Bukankah orang yang paling mulia di antara kalian adalah orang yang paling bertakwa atau yang mampu menjaga marwahnya sebagai manusia autentik (insan kamil)?
Makanya, wajar dalam persepktif filsafat pragmatisme, untuk apa berpuasa jika hanya berhenti pada simbol, tetapi secara fungsional tidak mendapatkan maanfaat atau faedah apa-apa, muspra dan sia-sia belaka dengan puasanya.
Artinya, secara pragmatis, dan ini agak liberal tapi ada baiknya, bisa dibilang, lebih baik tidak berpuasa. Atau dengan kata lain, untuk apa cape-cape berpuasa jika tidak mendatangkan manfaat dan faedah apa-apa untuk dirimu dan orang lain di sekitarmu.
Ini tidak lantas dipahami, bahwa kalau begitu tidak perlu berpuasa. Bukan. Tetapi, seharusnya berpuasalah yang bermakna. Berpuasa yang benar-benar berpuasa.
Jangan asal berpuasa. Berpuasa asal memenuhi kewajiban, dan selesai sampai di situ. Sangat disayangkan. Tapi, bagi pemula atau yang baru belajar berpuasa, itu bisa dimaklumi.

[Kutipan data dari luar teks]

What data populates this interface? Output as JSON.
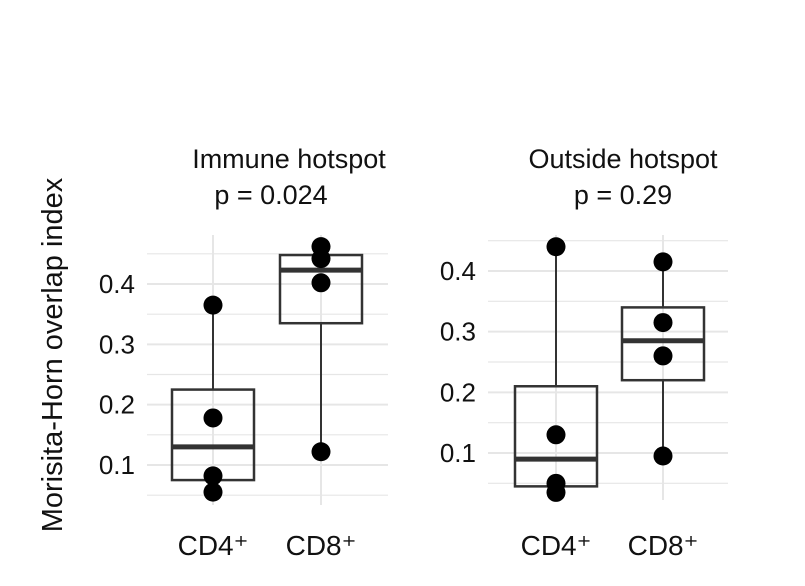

Itulah kenapa Nabi Muhammad saw menyindir orang yang berpuasa tetapi secara pragmatis, tidak mendapatkan apa-apa (tidak bermakna), muspra dan sia-sia, kecuali rasa lapar dan haus saja.
"Kam min shaimin laisa lahu min shiyamihi illa al- ju'i wa al-'athas," sabda Rasululllah saw.
Untuk itu, tanyalah pada diri kita masing-masing, betulkah kita di bulan suci Ramadan ini sudah benar-benar berpuasa, atau jangan-jangan kita sedang berpura-pura berpuasa?
Atau, kayaknya tidak sekali saya menulis falsafah Jawa ini, "Ojo nganti pasamu gabuk", yang artinya jangan sampai puasamu hampa (muspra).